Not that Desari fully appreciates what she is. She and her "family" are well acquainted with their superhuman powers: telepathy and shapeshifting; control of the elements, the earth, and human minds. However, having been separated from their kind since childhood, they remain unaware of the full range of needs and vulnerabilities peculiar to their species. In acting like a typical Carpathian, Julian initially seems more a threat than anything else, particularly when Desari, his unwilling and unwitting lifemate and soulmate, finds herself literally inseparable from both him and the handful of Carpathians she has traveled with for centuries.

Led by Darius since they lost their families in childhood, the little band has had to find its way in a world that forces them to hide their true nature. They tour in the guise of a musical group with Desari's singing as its focus, but they suffer the risks that endanger all Carpathians. Formerly a sextet, the group now numbers five after one of the males "went vampire"; now Darius, Barack, and Dayan are more protective than ever of Desari and the other female, delicate Syndil, who was the chief victim of Savon's change. Darius himself is feeling the effects of age: his longstanding emotionlessness and increasing sun-sensitivity point to the growing likelihood that he, too, will turn vampire. Wherever the group tours, vampires are growing fiercer and more cunning in their attempts to capture the dwindling numbers of female Carpathians, and organized human vampire hunters also have put the strange troupe in their crosshairs.

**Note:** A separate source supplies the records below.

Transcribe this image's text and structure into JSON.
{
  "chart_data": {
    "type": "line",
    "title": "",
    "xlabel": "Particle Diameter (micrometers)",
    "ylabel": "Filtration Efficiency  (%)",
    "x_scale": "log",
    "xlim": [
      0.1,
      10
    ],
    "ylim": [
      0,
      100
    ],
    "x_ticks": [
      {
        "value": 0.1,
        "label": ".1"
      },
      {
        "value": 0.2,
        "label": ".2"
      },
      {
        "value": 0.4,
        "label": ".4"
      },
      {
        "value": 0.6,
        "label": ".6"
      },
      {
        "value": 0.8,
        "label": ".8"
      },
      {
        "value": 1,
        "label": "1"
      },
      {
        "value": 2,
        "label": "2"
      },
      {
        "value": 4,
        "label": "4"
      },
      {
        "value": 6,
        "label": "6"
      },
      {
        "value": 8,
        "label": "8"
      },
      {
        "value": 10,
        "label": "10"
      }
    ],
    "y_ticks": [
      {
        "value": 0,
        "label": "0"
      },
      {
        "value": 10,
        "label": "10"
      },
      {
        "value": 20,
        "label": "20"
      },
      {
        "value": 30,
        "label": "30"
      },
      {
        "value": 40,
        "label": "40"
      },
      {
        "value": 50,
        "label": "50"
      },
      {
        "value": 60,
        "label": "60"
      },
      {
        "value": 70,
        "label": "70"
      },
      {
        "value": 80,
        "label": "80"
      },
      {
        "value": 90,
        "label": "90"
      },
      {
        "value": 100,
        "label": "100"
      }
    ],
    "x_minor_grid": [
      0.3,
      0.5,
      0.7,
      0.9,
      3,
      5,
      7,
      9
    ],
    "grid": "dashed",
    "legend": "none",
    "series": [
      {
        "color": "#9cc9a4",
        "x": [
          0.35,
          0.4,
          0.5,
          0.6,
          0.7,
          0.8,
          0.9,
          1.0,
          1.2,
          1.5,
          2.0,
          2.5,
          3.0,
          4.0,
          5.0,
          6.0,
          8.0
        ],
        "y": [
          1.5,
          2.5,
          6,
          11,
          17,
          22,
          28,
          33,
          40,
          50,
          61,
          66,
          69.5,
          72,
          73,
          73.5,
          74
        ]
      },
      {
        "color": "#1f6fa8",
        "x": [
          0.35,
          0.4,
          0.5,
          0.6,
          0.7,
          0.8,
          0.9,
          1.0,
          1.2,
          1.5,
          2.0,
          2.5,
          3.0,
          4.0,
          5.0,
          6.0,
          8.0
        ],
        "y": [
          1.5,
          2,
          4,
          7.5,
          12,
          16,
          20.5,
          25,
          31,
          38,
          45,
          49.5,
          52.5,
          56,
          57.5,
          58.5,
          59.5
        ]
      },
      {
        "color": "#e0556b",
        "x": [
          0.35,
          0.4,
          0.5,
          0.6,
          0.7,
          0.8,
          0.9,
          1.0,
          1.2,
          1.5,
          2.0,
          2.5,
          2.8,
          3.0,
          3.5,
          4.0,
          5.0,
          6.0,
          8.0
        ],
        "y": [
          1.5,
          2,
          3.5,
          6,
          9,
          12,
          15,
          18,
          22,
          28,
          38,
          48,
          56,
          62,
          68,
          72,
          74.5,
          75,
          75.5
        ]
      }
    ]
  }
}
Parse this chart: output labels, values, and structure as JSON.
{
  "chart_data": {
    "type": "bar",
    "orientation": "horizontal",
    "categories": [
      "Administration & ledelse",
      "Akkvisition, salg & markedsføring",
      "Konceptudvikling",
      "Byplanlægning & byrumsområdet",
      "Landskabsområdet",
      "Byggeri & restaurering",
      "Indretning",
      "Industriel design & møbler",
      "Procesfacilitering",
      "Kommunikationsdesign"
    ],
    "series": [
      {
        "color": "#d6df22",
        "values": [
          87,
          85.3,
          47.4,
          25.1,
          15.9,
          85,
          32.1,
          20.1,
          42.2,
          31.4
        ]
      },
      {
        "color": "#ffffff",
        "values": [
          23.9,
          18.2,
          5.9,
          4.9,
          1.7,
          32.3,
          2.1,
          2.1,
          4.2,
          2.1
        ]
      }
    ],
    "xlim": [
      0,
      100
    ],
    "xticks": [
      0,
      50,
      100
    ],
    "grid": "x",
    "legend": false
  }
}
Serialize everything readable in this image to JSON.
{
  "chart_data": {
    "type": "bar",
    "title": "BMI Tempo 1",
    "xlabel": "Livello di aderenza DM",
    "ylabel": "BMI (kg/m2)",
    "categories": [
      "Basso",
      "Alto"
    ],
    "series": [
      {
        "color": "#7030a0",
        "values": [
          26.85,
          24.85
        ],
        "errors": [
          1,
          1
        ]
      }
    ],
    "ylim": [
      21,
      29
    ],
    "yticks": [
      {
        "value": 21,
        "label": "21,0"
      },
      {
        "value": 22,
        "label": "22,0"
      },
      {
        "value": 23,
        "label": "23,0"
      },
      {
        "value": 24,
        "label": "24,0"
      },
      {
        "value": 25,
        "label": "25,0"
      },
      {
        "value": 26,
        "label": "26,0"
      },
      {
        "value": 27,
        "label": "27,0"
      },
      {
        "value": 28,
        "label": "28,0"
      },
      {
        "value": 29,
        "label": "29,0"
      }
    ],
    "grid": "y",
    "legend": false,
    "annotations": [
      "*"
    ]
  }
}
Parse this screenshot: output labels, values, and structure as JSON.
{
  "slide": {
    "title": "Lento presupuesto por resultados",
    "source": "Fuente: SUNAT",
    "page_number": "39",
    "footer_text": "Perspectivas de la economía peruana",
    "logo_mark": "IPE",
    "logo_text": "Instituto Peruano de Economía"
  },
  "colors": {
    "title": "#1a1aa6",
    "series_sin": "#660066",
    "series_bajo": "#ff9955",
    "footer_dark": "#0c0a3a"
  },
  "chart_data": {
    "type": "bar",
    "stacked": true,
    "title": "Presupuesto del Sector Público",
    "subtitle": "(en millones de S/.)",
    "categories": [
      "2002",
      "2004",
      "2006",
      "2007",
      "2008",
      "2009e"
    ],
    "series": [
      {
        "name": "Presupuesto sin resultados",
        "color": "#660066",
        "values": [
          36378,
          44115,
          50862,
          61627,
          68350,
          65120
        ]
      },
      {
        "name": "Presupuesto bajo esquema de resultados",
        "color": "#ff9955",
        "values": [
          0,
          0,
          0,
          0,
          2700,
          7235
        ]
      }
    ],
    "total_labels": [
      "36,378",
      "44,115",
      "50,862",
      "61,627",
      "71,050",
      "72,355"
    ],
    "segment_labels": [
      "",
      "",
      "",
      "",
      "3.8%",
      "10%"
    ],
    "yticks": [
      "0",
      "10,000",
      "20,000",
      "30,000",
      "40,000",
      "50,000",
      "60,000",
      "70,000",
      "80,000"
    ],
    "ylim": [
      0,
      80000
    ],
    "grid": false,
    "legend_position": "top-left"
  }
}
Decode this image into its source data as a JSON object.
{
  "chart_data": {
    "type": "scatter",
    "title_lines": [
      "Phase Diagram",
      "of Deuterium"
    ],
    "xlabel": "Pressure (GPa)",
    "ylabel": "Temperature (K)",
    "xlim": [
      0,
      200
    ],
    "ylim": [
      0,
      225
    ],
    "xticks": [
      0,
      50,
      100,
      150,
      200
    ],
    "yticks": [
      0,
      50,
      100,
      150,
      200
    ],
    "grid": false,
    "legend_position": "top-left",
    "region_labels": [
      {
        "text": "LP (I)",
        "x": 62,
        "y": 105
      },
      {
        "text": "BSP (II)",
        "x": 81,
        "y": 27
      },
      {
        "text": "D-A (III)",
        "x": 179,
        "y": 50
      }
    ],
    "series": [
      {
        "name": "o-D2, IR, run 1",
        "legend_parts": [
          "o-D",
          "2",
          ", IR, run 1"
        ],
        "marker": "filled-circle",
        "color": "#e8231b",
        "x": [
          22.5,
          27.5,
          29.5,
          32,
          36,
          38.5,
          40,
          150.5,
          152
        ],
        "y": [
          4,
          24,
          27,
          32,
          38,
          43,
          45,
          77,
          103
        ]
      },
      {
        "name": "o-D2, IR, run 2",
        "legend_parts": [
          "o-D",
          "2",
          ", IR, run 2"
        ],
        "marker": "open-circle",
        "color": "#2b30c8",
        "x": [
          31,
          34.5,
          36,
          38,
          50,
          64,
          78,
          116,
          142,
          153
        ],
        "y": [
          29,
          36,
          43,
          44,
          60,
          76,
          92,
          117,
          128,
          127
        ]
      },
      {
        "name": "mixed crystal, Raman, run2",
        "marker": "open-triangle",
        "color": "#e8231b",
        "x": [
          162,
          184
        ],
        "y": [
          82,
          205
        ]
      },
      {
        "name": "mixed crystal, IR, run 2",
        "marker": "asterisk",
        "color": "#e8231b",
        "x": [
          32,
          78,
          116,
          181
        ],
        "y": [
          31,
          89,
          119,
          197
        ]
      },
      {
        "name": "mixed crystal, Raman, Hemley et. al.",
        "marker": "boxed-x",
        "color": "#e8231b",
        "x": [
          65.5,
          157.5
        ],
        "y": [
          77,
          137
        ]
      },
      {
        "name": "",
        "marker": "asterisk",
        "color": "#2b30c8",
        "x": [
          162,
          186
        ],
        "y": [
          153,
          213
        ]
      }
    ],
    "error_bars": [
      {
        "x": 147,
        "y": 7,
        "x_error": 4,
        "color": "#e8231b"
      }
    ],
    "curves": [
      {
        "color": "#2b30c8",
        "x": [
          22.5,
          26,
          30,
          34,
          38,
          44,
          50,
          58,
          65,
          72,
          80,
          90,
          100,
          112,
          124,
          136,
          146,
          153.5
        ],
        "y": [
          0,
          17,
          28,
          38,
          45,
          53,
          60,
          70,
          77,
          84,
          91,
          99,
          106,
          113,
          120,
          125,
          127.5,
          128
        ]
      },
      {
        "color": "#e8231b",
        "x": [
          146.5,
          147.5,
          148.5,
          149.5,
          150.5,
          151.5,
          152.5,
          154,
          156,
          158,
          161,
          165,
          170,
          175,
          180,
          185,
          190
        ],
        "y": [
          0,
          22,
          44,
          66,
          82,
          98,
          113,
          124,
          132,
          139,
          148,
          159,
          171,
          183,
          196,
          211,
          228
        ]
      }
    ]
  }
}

In the midst of these complexities Julian appears. Blood-bonding with Desari after a would-be fatal attack by vampire hunters saves her life but throws her into internal turmoil. The lifemate concept is alien to the little group, and the protective males are not readily convinced that cocksure Julian could have any positive effect on one of their treasured women. Desari herself, like Feehan's other female lifemates, chafes at the control Julian is determined to exercise over her; unlike the others, she is several centuries old and prepared to demonstrate repeatedly that she can, and will, take care of herself whether Julian approves or not.

On top of the difficulties Julian and Desari face in learning to live with each other and with Desari's family, Julian contends with double-pronged vampire difficulties. Even as he continues to hunt vampires -- ancient beings with poisonous blood and powers of the mind developed over centuries -- a dark vampire taint in his own past may make him a threat to the group that is now his adoptive family, including the lifemate that he cannot live without.

The major characters -- Julian, Desari, and Darius, and to a lesser extent Barack -- are portrayed in some depth, with glimpses at their reflections and self-doubts. When Julian is not demonstrating his superiority, he can be both perceptive and sympathetic. Darius's responsibilities and powers strike resonant chords within him -- he is, after all, also a male Carpathian -- and he at times has a better grasp of Syndil's needs than do her self-appointed guardians, even Desari.

In addition to the standard generous dollops of hot sex and male arrogance, Dark Challenge introduces new elements in the Carpathians' universe: not only the now-found "lost" Carpathians, but the two famed hunters Lucian and Gabriel, twin brothers whose fate remains unknown. But even more refreshing is the long-awaited heroine who is strong not merely in her resolve but in her ability to deal with the protective, proud, and predatory males of the species. That a Carpathian male can do nothing but make his lifemate happy is a much-repeated dictum of this universe. Desari is enough of a woman -- a Carpathian woman -- to hold Julian to that: in her living arrangements and in her choice of career, as well as in bed.